A ball is kicked with an initial velocity of 17.0 m/s in the horizontal direction and 16.0 m/s in the vertical direction. (Assume the ball is kicked from the ground.)

(a) At what speed (in m/s) does the ball hit the ground? _____________ m/s
(b) For how long (in s) does the ball remain in the air? __________ s
(c) What maximum height (in m) is attained by the ball? ___________m

Answer 1

The ball hits the ground at a speed of 22.8 m/s. It remains in the air for 3.27 seconds. The maximum height attained by the ball is 52.5 meters.

Step-by-step explanation:

(a) To find the speed at which the ball hits the ground, we can use the fact that the horizontal and vertical motions of the ball are independent.

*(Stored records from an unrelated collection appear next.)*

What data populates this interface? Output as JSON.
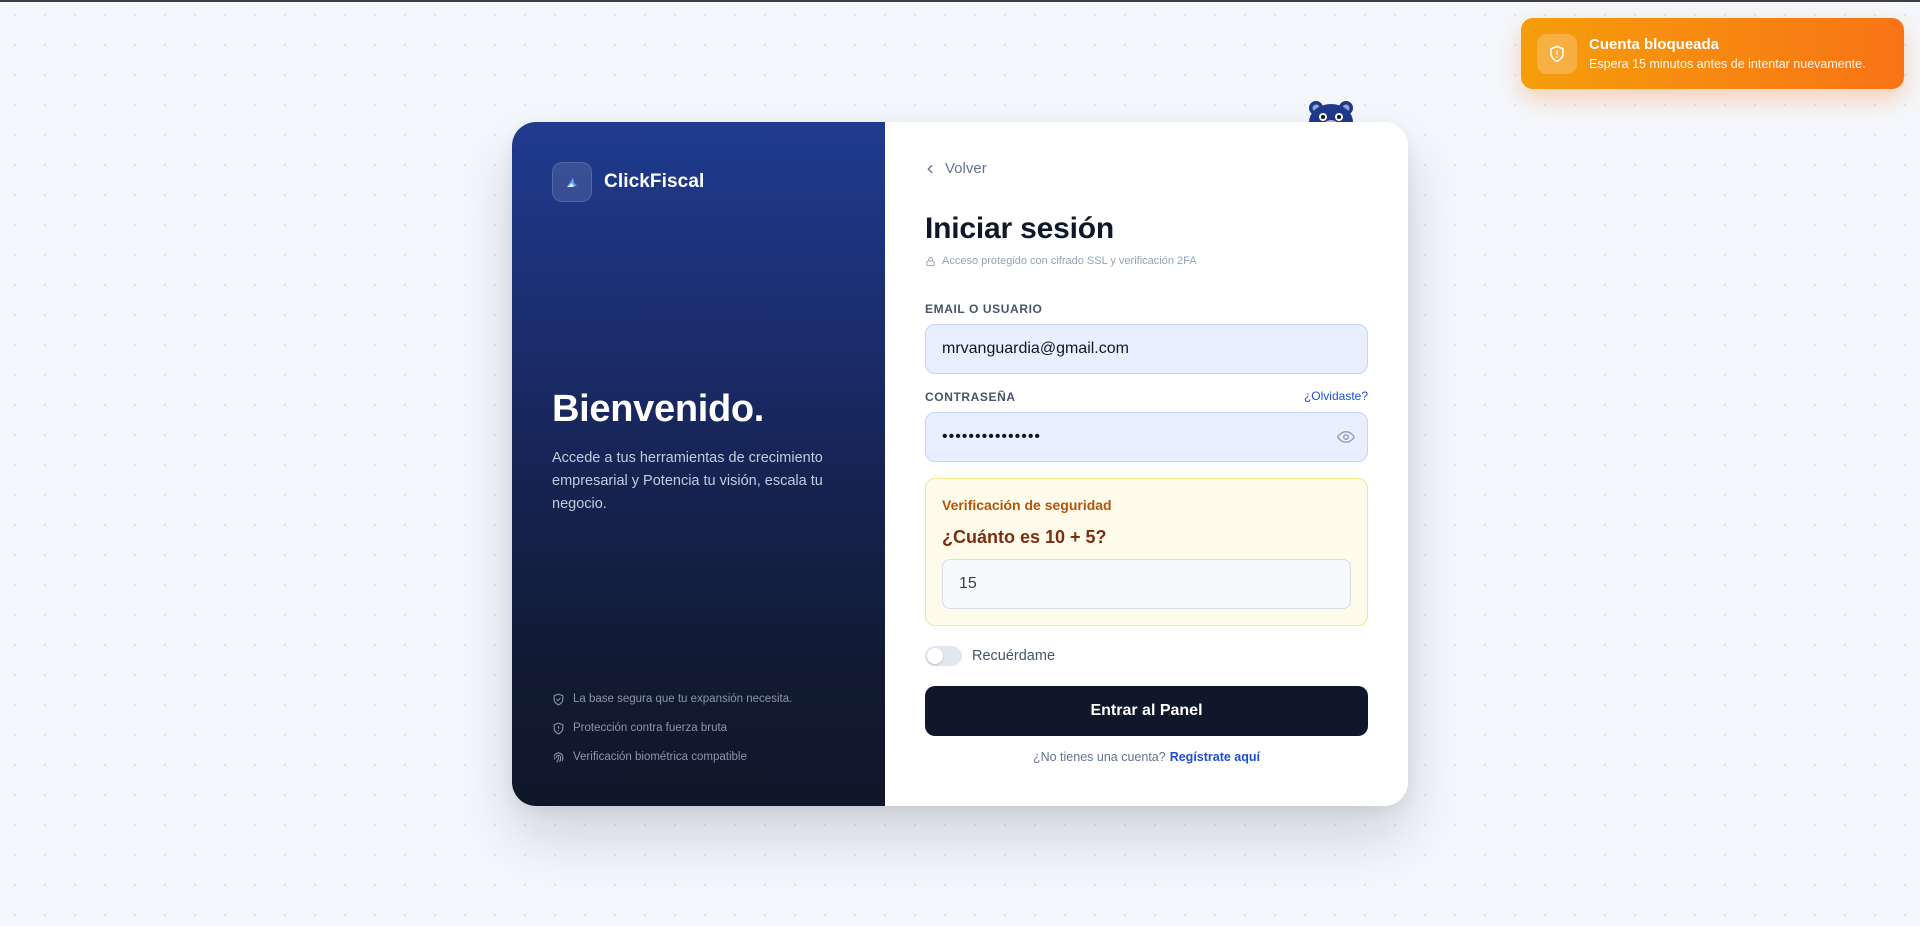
{
  "toast": {
    "title": "Cuenta bloqueada",
    "message": "Espera 15 minutos antes de intentar nuevamente.",
    "icon": "shield-alert-icon",
    "colors": {
      "from": "#f59e0b",
      "to": "#f97316"
    }
  },
  "brand": {
    "name": "ClickFiscal",
    "icon": "logo-icon"
  },
  "hero": {
    "title": "Bienvenido.",
    "description": "Accede a tus herramientas de crecimiento empresarial y Potencia tu visión, escala tu negocio."
  },
  "features": [
    {
      "icon": "shield-check-icon",
      "label": "La base segura que tu expansión necesita."
    },
    {
      "icon": "shield-icon",
      "label": "Protección contra fuerza bruta"
    },
    {
      "icon": "fingerprint-icon",
      "label": "Verificación biométrica compatible"
    }
  ],
  "form": {
    "back_label": "Volver",
    "title": "Iniciar sesión",
    "subtitle": "Acceso protegido con cifrado SSL y verificación 2FA",
    "email_label": "EMAIL O USUARIO",
    "email_value": "mrvanguardia@gmail.com",
    "password_label": "CONTRASEÑA",
    "forgot_label": "¿Olvidaste?",
    "password_value": "•••••••••••••••",
    "captcha": {
      "label": "Verificación de seguridad",
      "question": "¿Cuánto es 10 + 5?",
      "answer": "15"
    },
    "remember_label": "Recuérdame",
    "remember_checked": false,
    "submit_label": "Entrar al Panel",
    "register_prompt": "¿No tienes una cuenta?",
    "register_link": "Regístrate aquí"
  },
  "colors": {
    "primary": "#0f172a",
    "accent": "#1d4ed8",
    "panel_top": "#1f3b8f"
  }
}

The initial horizontal velocity remains constant throughout the motion, so it does not affect the speed at which the ball hits the ground. The vertical component of the motion is influenced by gravity, so we need to find the time it takes for the ball to reach the ground. We can use the vertical motion equation y = v0yt - (1/2)gt2 where y is the vertical displacement, v0y is the initial vertical velocity, t is the time, and g is the acceleration due to gravity. Since the ball is kicked from the ground, y will be zero and we can solve for t. Rearranging the equation to solve for t, we have t = sqrt(2y/g). Plugging in the values, t = sqrt(2*0/9.8) = 0 s. Therefore, the ball hits the ground instantaneously in the horizontal direction and with a vertical velocity of 16 m/s. The horizontal and vertical components of the velocity can be combined using the Pythagorean theorem to find the speed at which the ball hits the ground, which is sqrt((17.0 m/s)^2 + (16.0 m/s)^2) = 22.8 m/s.

(b) The time the ball remains in the air can be found using the vertical motion equation y = v0yt - (1/2)gt2, where y is the vertical displacement, v0y is the initial vertical velocity, t is the time, and g is the acceleration due to gravity. The initial vertical velocity is 16 m/s and the ball reaches the ground when y is zero. Plugging in these values, we have 0 = (16 m/s)t - (1/2)(9.8 m/s^2)t^2. Rearranging the equation and solving for t, we have t = (2v0y)/g = (2*16 m/s)/(9.8 m/s^2) = 3.27 s. Therefore, the ball remains in the air for 3.27 seconds.

(c) The maximum height attained by the ball can be found using the vertical motion equation y = v0yt - (1/2)gt^2. We know that the initial vertical velocity (v0y) is 16 m/s and the time (t) can be found using the equation t = (2v0y)/g = (2*16 m/s)/(9.8 m/s^2) = 3.27 s. Plugging these values into the equation for y, we have y = (16 m/s)(3.27 s) - (1/2)(9.8 m/s^2)(3.27 s)^2 = 52.5 m. Therefore, the maximum height attained by the ball is 52.5 meters.